Empathy isn’t a slogan—it’s a way of seeing people. From mentors who believed in me to hiring youth based on heart, not resumes, this second venture was built on human dignity. As AI rises, empathy must remain. Because systems don’t nurture people—people do. And empathy is what keeps us human.

Empathy

And then here comes the second core value that we have. We hold three core values in Stellar. Integrity comes first—it’s non-negotiable. I’ve shared before that my first venture didn’t end because I failed; it ended because I couldn’t find peace with the way we scaled. I realized there are things far more important than monetary returns. And so, given a second chance, I committed to doing the right thing—even when nobody is watching—so I could finally be at peace with myself.

Then comes empathy.

This one’s deeply personal. It started with people—my mentor, my first hires—and slowly grew into the soul of this second venture. After I left my first company, I met my mentor. He wasn’t just successful; he was whole. His lifestyle gave me a preview of what life could be like at 60. I had met billionaires before, but most of them lived lives I didn’t want to copy. They had everything, but still lacked something deep. I started to wonder:

“What’s the point of becoming a billionaire if I end up despising who I become?”

So I asked myself:

  • Why do I want financial freedom?
  • Why do I want to retire?
  • Why do I want to start again?
5 Mar 2017: Photo taken with Dato Peter as a celebration of his birthday.

When I met my mentor, he didn’t just give business advice. He empathized. He saw what I had been through, and instead of offering a transactional opportunity, he offered something better: belief. I proposed becoming his franchisee for UCSI Child Development Centre in JB. It would’ve saved me years of rebuilding.

He said no.

Instead, he encouraged me to build my own brand—from scratch.

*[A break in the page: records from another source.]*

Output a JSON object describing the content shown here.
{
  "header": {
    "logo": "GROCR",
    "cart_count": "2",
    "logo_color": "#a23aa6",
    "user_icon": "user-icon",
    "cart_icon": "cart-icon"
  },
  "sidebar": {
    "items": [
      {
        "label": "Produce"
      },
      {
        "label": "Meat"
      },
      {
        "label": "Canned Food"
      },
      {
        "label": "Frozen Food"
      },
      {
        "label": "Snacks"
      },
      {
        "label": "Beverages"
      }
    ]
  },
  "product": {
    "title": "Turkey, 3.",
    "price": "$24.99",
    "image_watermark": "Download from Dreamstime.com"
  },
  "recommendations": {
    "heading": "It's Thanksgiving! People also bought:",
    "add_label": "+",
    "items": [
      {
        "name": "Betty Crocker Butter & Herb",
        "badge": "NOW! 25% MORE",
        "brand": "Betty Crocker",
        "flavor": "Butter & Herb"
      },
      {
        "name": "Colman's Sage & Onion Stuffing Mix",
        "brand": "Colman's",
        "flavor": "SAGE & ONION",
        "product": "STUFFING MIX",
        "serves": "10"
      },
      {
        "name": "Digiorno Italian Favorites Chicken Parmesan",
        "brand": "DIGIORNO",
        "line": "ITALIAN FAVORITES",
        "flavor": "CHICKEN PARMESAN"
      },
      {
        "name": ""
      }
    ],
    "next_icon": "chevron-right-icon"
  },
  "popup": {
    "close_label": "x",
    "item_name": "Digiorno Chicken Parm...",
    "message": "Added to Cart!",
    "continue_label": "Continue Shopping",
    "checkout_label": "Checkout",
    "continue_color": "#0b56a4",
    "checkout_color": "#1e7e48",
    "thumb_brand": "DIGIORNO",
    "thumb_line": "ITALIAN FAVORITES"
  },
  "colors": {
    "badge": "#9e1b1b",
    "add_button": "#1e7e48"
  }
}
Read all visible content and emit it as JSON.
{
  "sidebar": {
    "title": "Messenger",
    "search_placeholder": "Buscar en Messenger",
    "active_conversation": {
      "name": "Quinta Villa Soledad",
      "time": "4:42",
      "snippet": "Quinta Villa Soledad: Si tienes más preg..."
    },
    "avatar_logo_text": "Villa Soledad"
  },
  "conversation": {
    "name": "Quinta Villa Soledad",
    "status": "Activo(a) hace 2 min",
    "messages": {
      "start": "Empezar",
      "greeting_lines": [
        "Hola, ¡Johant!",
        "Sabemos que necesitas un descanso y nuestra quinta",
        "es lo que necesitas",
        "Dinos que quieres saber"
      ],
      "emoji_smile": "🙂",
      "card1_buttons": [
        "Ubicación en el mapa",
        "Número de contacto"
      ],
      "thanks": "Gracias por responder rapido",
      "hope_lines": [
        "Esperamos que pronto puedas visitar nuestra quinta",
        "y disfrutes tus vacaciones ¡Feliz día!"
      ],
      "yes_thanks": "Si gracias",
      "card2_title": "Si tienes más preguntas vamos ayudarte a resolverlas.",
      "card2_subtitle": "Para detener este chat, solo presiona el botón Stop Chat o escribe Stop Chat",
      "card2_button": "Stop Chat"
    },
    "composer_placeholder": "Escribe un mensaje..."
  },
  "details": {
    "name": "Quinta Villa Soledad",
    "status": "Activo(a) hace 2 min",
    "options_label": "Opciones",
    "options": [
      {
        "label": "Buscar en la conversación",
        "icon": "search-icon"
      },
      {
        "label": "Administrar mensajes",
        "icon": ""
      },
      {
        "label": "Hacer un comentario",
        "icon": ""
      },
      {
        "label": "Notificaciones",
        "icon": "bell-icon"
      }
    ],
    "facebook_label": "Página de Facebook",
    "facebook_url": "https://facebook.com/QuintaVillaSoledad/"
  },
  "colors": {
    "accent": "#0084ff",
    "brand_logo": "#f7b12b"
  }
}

That’s empathy. He wasn’t focused on what he could gain from me. He cared more about who I was becoming.

He asked about my marriage, my inner world, my family. He listened like a teacher who cared beyond the syllabus. And when someone does that—pours into your life unconditionally—you never forget. You become a mirror of that.

So I did the same.

I started hiring young people—not for their skills, but to give them a chance. Some were my former students. I didn’t even know what they could do. I just said, “Come. I’ll pay you. You’ll learn something.”

That was empathy in action.

In my first venture, everything was about profit. But in Stellar—this born-again story—people mattered more than metrics. If I had to fail again just to build someone up, I’d still do it.

One of those people was Samuel.

He started in preschool. A brilliant teacher. But I knew he couldn’t stay there forever. It would be against the company’s interest to pull him out. But his life mattered more than the role.

So I took a risk.

Taught him business. Photography. Strategy. Exposed him to tycoons and high-level conversations. Why? Because I understood his background. No silver spoon. No inheritance. No shortcuts. Just grit.

3 Mar 2018: Shooting on actual wedding day

When you’ve had to climb from zero, you learn how to value growth.

That’s empathy.

And as we grew from 10 to nearly 200 team members, it became harder to preserve. The more we corporatized, the more we risked losing it. But I keep coming back to this:

One day, AI might replace roles.
But it will never replace real empathy.

It can imitate tone. It can simulate emotion. But it cannot understand pain.

It cannot hold space for someone.

So as tech advances, we must teach humans to be better humans.

That’s why empathy is our second core value. Not because it looks good on posters.
But because it’s the one thing that keeps this whole story human.